Every large lab, the ones that can actually reproduce results, has decades of specialist code that does not interface with anything outside the lab. Providing the source code is then as useful as giving a binary print out of an executable for an OS you've never seen before.
It can tell, however, exactly where the error lies (if the error is in software at all). Like a math teacher that can circle where the student made a mistake in an exam.
However, reproducibility is a precondition to automation, and automation is a real nice thing to have.
IMO there is a big fallacy about the "just get it to work" approach. Most serious scientific code, i.e. supporting months-years of research, is used and modified a lot. It's also not really one-off, it's a core part of a dissertation, or research program, if it fails- you do.
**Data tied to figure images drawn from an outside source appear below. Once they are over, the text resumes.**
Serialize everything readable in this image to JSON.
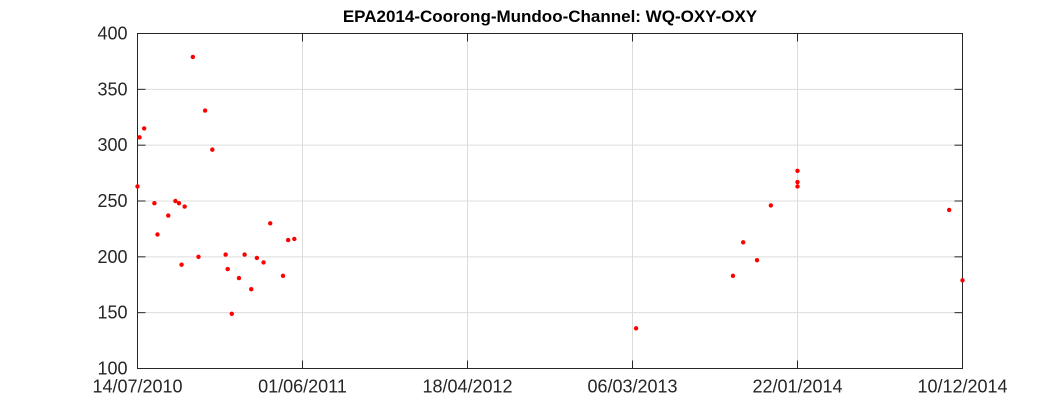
{
  "chart_data": {
    "type": "scatter",
    "title": "EPA2014-Coorong-Mundoo-Channel: WQ-OXY-OXY",
    "xlabel": "",
    "ylabel": "",
    "x_type": "date",
    "xlim": [
      "2010-07-14",
      "2014-12-10"
    ],
    "ylim": [
      100,
      400
    ],
    "x_ticks": [
      {
        "date": "2010-07-14",
        "label": "14/07/2010"
      },
      {
        "date": "2011-06-01",
        "label": "01/06/2011"
      },
      {
        "date": "2012-04-18",
        "label": "18/04/2012"
      },
      {
        "date": "2013-03-06",
        "label": "06/03/2013"
      },
      {
        "date": "2014-01-22",
        "label": "22/01/2014"
      },
      {
        "date": "2014-12-10",
        "label": "10/12/2014"
      }
    ],
    "y_ticks": [
      100,
      150,
      200,
      250,
      300,
      350,
      400
    ],
    "grid": true,
    "marker_color": "#ff0000",
    "series": [
      {
        "points": [
          {
            "x": "2010-07-14",
            "y": 263
          },
          {
            "x": "2010-07-18",
            "y": 307
          },
          {
            "x": "2010-07-27",
            "y": 315
          },
          {
            "x": "2010-08-16",
            "y": 248
          },
          {
            "x": "2010-08-22",
            "y": 220
          },
          {
            "x": "2010-09-12",
            "y": 237
          },
          {
            "x": "2010-09-26",
            "y": 250
          },
          {
            "x": "2010-10-03",
            "y": 248
          },
          {
            "x": "2010-10-08",
            "y": 193
          },
          {
            "x": "2010-10-14",
            "y": 245
          },
          {
            "x": "2010-10-30",
            "y": 379
          },
          {
            "x": "2010-11-10",
            "y": 200
          },
          {
            "x": "2010-11-23",
            "y": 331
          },
          {
            "x": "2010-12-07",
            "y": 296
          },
          {
            "x": "2011-01-02",
            "y": 202
          },
          {
            "x": "2011-01-06",
            "y": 189
          },
          {
            "x": "2011-01-14",
            "y": 149
          },
          {
            "x": "2011-01-28",
            "y": 181
          },
          {
            "x": "2011-02-08",
            "y": 202
          },
          {
            "x": "2011-02-21",
            "y": 171
          },
          {
            "x": "2011-03-04",
            "y": 199
          },
          {
            "x": "2011-03-17",
            "y": 195
          },
          {
            "x": "2011-03-30",
            "y": 230
          },
          {
            "x": "2011-04-24",
            "y": 183
          },
          {
            "x": "2011-05-04",
            "y": 215
          },
          {
            "x": "2011-05-16",
            "y": 216
          },
          {
            "x": "2013-03-13",
            "y": 136
          },
          {
            "x": "2013-09-18",
            "y": 183
          },
          {
            "x": "2013-10-08",
            "y": 213
          },
          {
            "x": "2013-11-04",
            "y": 197
          },
          {
            "x": "2013-12-01",
            "y": 246
          },
          {
            "x": "2014-01-22",
            "y": 277
          },
          {
            "x": "2014-01-22",
            "y": 267
          },
          {
            "x": "2014-01-22",
            "y": 263
          },
          {
            "x": "2014-11-14",
            "y": 242
          },
          {
            "x": "2014-12-10",
            "y": 179
          }
        ]
      }
    ]
  }
}
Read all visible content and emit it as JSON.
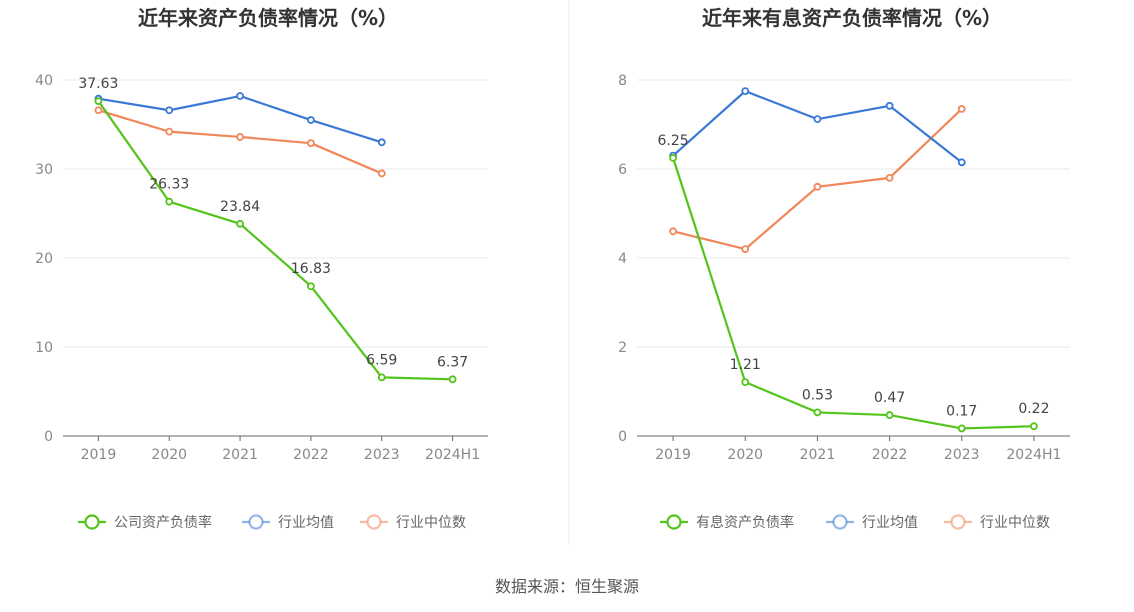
{
  "source_text": "数据来源：恒生聚源",
  "chart_data": [
    {
      "type": "line",
      "title": "近年来资产负债率情况（%）",
      "categories": [
        "2019",
        "2020",
        "2021",
        "2022",
        "2023",
        "2024H1"
      ],
      "ylim": [
        0,
        40
      ],
      "yticks": [
        0,
        10,
        20,
        30,
        40
      ],
      "grid": true,
      "legend_position": "bottom",
      "series": [
        {
          "name": "公司资产负债率",
          "color": "#52c41a",
          "values": [
            37.63,
            26.33,
            23.84,
            16.83,
            6.59,
            6.37
          ],
          "labels": [
            "37.63",
            "26.33",
            "23.84",
            "16.83",
            "6.59",
            "6.37"
          ]
        },
        {
          "name": "行业均值",
          "color": "#3a78d6",
          "values": [
            37.9,
            36.6,
            38.2,
            35.5,
            33.0,
            null
          ],
          "labels": []
        },
        {
          "name": "行业中位数",
          "color": "#f0875a",
          "values": [
            36.6,
            34.2,
            33.6,
            32.9,
            29.5,
            null
          ],
          "labels": []
        }
      ]
    },
    {
      "type": "line",
      "title": "近年来有息资产负债率情况（%）",
      "categories": [
        "2019",
        "2020",
        "2021",
        "2022",
        "2023",
        "2024H1"
      ],
      "ylim": [
        0,
        8
      ],
      "yticks": [
        0,
        2,
        4,
        6,
        8
      ],
      "grid": true,
      "legend_position": "bottom",
      "series": [
        {
          "name": "有息资产负债率",
          "color": "#52c41a",
          "values": [
            6.25,
            1.21,
            0.53,
            0.47,
            0.17,
            0.22
          ],
          "labels": [
            "6.25",
            "1.21",
            "0.53",
            "0.47",
            "0.17",
            "0.22"
          ]
        },
        {
          "name": "行业均值",
          "color": "#3a78d6",
          "values": [
            6.3,
            7.75,
            7.12,
            7.42,
            6.15,
            null
          ],
          "labels": []
        },
        {
          "name": "行业中位数",
          "color": "#f0875a",
          "values": [
            4.6,
            4.2,
            5.6,
            5.8,
            7.35,
            null
          ],
          "labels": []
        }
      ]
    }
  ]
}
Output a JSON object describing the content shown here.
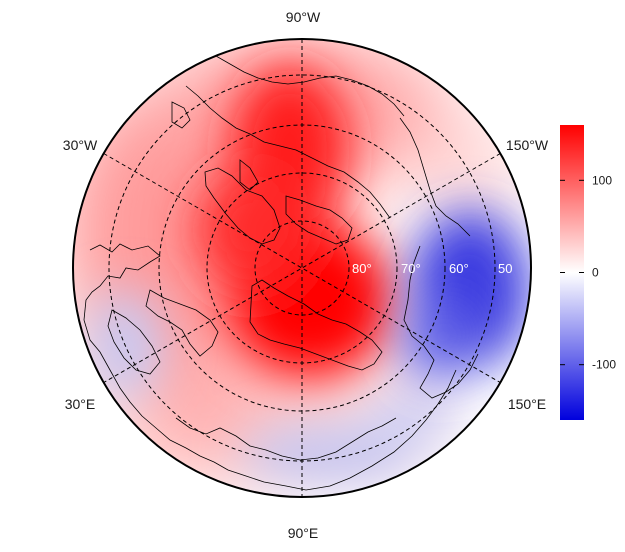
{
  "map": {
    "longitude_labels": [
      {
        "text": "90°W",
        "lon": -90
      },
      {
        "text": "150°W",
        "lon": -150
      },
      {
        "text": "150°E",
        "lon": 150
      },
      {
        "text": "90°E",
        "lon": 90
      },
      {
        "text": "30°E",
        "lon": 30
      },
      {
        "text": "30°W",
        "lon": -30
      }
    ],
    "latitude_labels": [
      {
        "text": "80°",
        "lat": 80
      },
      {
        "text": "70°",
        "lat": 70
      },
      {
        "text": "60°",
        "lat": 60
      },
      {
        "text": "50",
        "lat": 50
      }
    ],
    "colors": {
      "high": "#ff0000",
      "mid": "#ffffff",
      "low": "#0000dd"
    }
  },
  "colorbar": {
    "min": -160,
    "max": 160,
    "ticks": [
      {
        "value": 100,
        "label": "100"
      },
      {
        "value": 0,
        "label": "0"
      },
      {
        "value": -100,
        "label": "-100"
      }
    ]
  }
}
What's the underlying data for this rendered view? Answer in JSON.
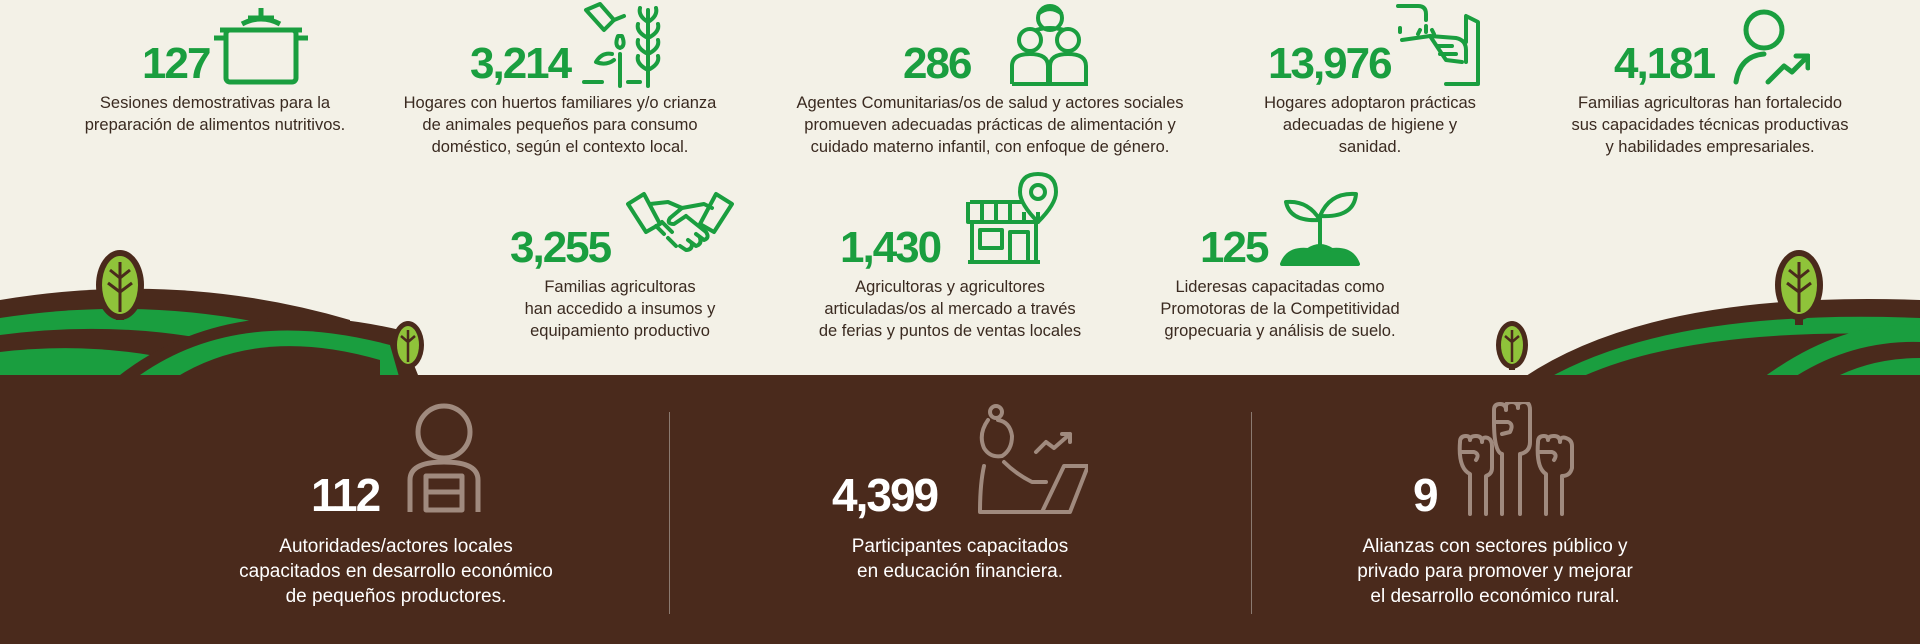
{
  "top_stats": [
    {
      "number": "127",
      "text": "Sesiones demostrativas para la\npreparación de alimentos nutritivos.",
      "icon": "cooking-pot-icon"
    },
    {
      "number": "3,214",
      "text": "Hogares con huertos familiares y/o crianza\nde animales pequeños para consumo\ndoméstico, según el contexto local.",
      "icon": "watering-plant-icon"
    },
    {
      "number": "286",
      "text": "Agentes Comunitarias/os de salud y actores sociales\npromueven adecuadas prácticas de alimentación y\ncuidado materno infantil, con enfoque de género.",
      "icon": "community-group-icon"
    },
    {
      "number": "13,976",
      "text": "Hogares adoptaron prácticas\nadecuadas de higiene y sanidad.",
      "icon": "handwashing-icon"
    },
    {
      "number": "4,181",
      "text": "Familias agricultoras han fortalecido\nsus capacidades técnicas productivas\ny habilidades empresariales.",
      "icon": "person-growth-icon"
    }
  ],
  "middle_stats": [
    {
      "number": "3,255",
      "text": "Familias agricultoras\nhan accedido a insumos y\nequipamiento productivo",
      "icon": "handshake-icon"
    },
    {
      "number": "1,430",
      "text": "Agricultoras y agricultores\narticuladas/os al mercado a través\nde ferias y puntos de ventas locales",
      "icon": "market-store-icon"
    },
    {
      "number": "125",
      "text": "Lideresas capacitadas como\nPromotoras de la Competitividad\ngropecuaria y análisis de suelo.",
      "icon": "sprout-icon"
    }
  ],
  "bottom_stats": [
    {
      "number": "112",
      "text": "Autoridades/actores locales\ncapacitados en desarrollo económico\nde pequeños productores.",
      "icon": "official-person-icon"
    },
    {
      "number": "4,399",
      "text": "Participantes capacitados\nen educación financiera.",
      "icon": "woman-laptop-icon"
    },
    {
      "number": "9",
      "text": "Alianzas con sectores público y\nprivado para promover y mejorar\nel desarrollo económico rural.",
      "icon": "raised-fists-icon"
    }
  ],
  "colors": {
    "green": "#1a9e3f",
    "brown": "#4a2a1c",
    "cream": "#f3f1e7",
    "text": "#3a2a20",
    "tan": "#a08a7e"
  }
}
I'd argue that (and I found that), using unit-tests, a deployment strategy, etc. ultimately allowed me to do more, and better science because in the long run I didn't spend as much time figuring out why my code didn't run when I tweaked stuff. This is really liberating stuff. I suspect this is all obvious to those who have gone down that path.
Frankly, every reasonably tricky problem benefits from unit-tests as well for another reason. Don't know how to code it, but know the answer? Assert lots of stuff, not just one at a time red-green style. Then code, and see what happens. So powerful for scientific approaches.
https://smw.ch/article/doi/smw.2020.20336
It was 2000, so I wrote a cgi-bin in Python (2?) with a MySQL backend. The menu was stored in MySQL, as were the orders. I occasionally check back to see if it's still running, and it is- a few code changes to port to Python3, a data update since they changed vendors, and a mysql update or two as well.
It's not much but at least it was honest work.
Often it is a mixture of different (and evolving) versions of different scripts and programs, with manual steps in between. Often one starts the calculation with one version of the code, identifies edge cases where it is slow or inaccurate, develops it further while the calculations are running, does the next step (or re-does a previous one) with the new version, possibly modifying intermediate results manually to fit the structure of the new code, and so on -- the process it interactive, and not trivially repeatable.
So the set of code one has at the end is not the code the results were obtained with: it is just the code with the latest edge case fixed. Is it able to reproduce the parts of the results that were obtained before it was written? One hopes so, but given that advanced research may take months of computer time and machines with high memory/disk/CPU/GPU/network speed requirements only available in a given lab -- it is not at all easy to verify.
The kind of interaction you're describing should be frowned upon. It requires the audience to trust the manual data edits are no different than rerunning the analysis. But the researcher should just rerun the analysis.
Also, mixing old and new results is a common problem in manually updated papers. It can be avoided by using reproducible research tools like R Markdown.
Reproducibility isn't usually about having a button to press that magically gives you the researchers' results. It's also not always a set of perfect instructions. More often it is a documentation of what happen and what was observed as the researcher's believe is important to the understanding of the research questions. Sometimes we don't know what's important to document so we try to document as much as possible. This isn't always practical and sometimes it is obviously unnecessary.